Era immaginario o reale quest’ostacolo? Qual era? Neppur Lamberto, lo ripetiamo, avrebbe saputo rispondere a tali questioni; pensi dunque il lettore, se potremmo rispondervi noi! Ma forse vi risponderà per tutti il seguito di quest’istoria, ed ora lasciando il giovane ondeggiante tra suoi dubbj, troviamo gli altri abitatori di casa Lapi, che in quella notte a nessuno, fuorchè alla Lisa, non mancavan cure moleste e pensieri pungenti.

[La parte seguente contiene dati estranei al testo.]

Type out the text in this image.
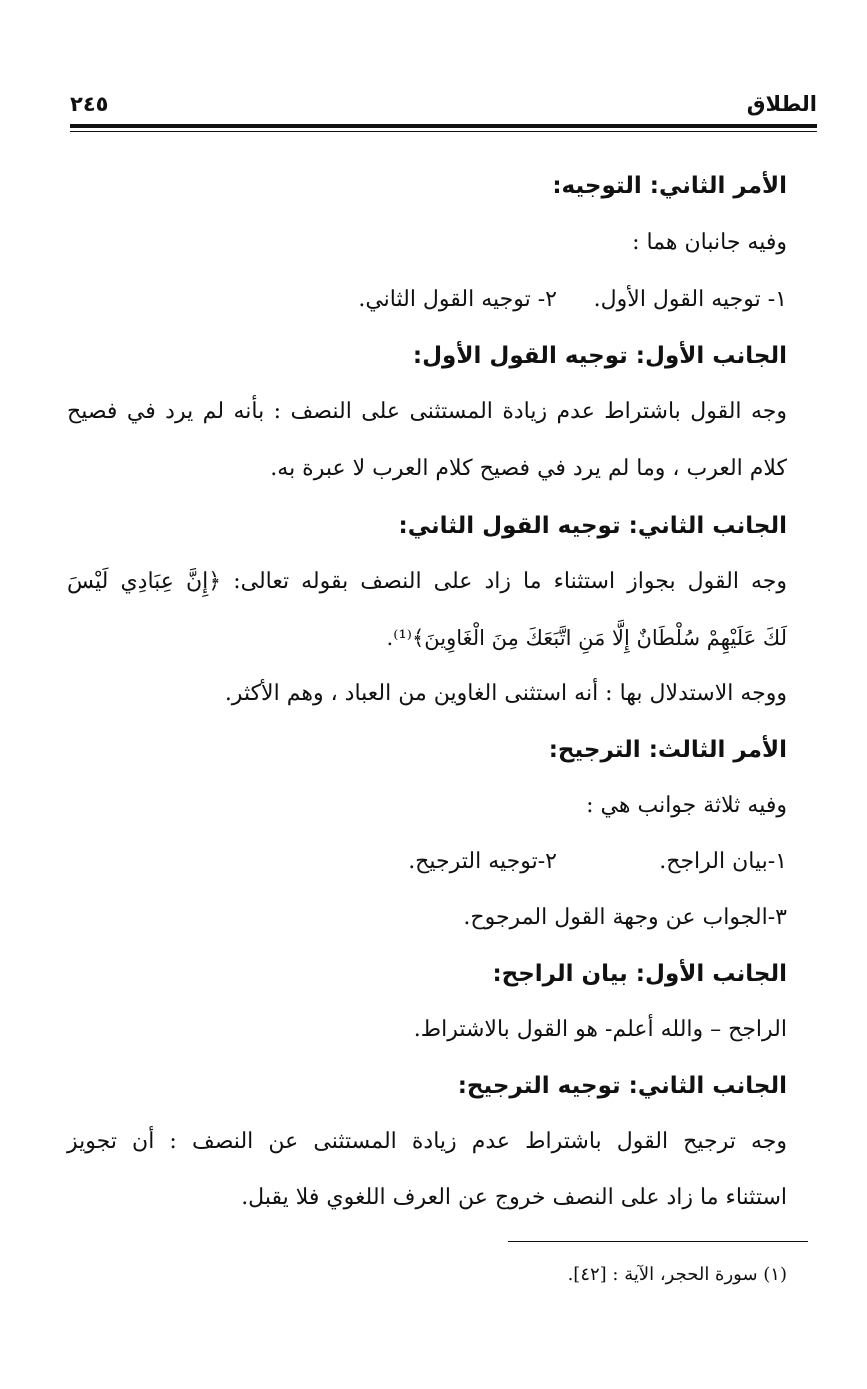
الطلاق
٢٤٥
الأمر الثاني: التوجيه:
وفيه جانبان هما :
١- توجيه القول الأول.
٢- توجيه القول الثاني.
الجانب الأول: توجيه القول الأول:
وجه القول باشتراط عدم زيادة المستثنى على النصف : بأنه لم يرد في فصيح
كلام العرب ، وما لم يرد في فصيح كلام العرب لا عبرة به.
الجانب الثاني: توجيه القول الثاني:
وجه القول بجواز استثناء ما زاد على النصف بقوله تعالى: ﴿إِنَّ عِبَادِي لَيْسَ
لَكَ عَلَيْهِمْ سُلْطَانٌ إِلَّا مَنِ اتَّبَعَكَ مِنَ الْغَاوِينَ﴾⁽¹⁾.
ووجه الاستدلال بها : أنه استثنى الغاوين من العباد ، وهم الأكثر.
الأمر الثالث: الترجيح:
وفيه ثلاثة جوانب هي :
١-بيان الراجح.
٢-توجيه الترجيح.
٣-الجواب عن وجهة القول المرجوح.
الجانب الأول: بيان الراجح:
الراجح – والله أعلم- هو القول بالاشتراط.
الجانب الثاني: توجيه الترجيح:
وجه ترجيح القول باشتراط عدم زيادة المستثنى عن النصف : أن تجويز
استثناء ما زاد على النصف خروج عن العرف اللغوي فلا يقبل.
(١) سورة الحجر، الآية : [٤٢].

Laudomia, dopo aver condotti ed alloggiati gli sposi nella loro camera, s’era chiusa nella sua, che rimaneva di sotto a quella di Lamberto, e postasi ad un inginocchiatojo sul quale stava un’immagine di Nostra Donna, del beato Angelico da Fiesole, pregava tutta raccolta; e dai pensieri di Dio scendeva a quelli della patria, del padre, della sorella, implorando per tutti la celeste bontà, e ringraziandola d’averli salvati dall’ultimo pericolo. A vederla in orazione in atto composto, colle mani giunte, le palpebre abbassate, tanto pura ed onesta nel volto, si sarebbe pensato che quello della Vergine fosse ritratto dal suo. Dopo alcuni minuti s’alzò, e scioltasi la veste, si trovò presto nel suo lettuccio, tenendo, nel deporre o mutar panni, tali modi, che nessun occhio, per quanto fosse pudico, vedendola in quel momento non avrebbe dovuto volgersi altrove, chè il pudore in essa non era studio, neppur virtù; era natura.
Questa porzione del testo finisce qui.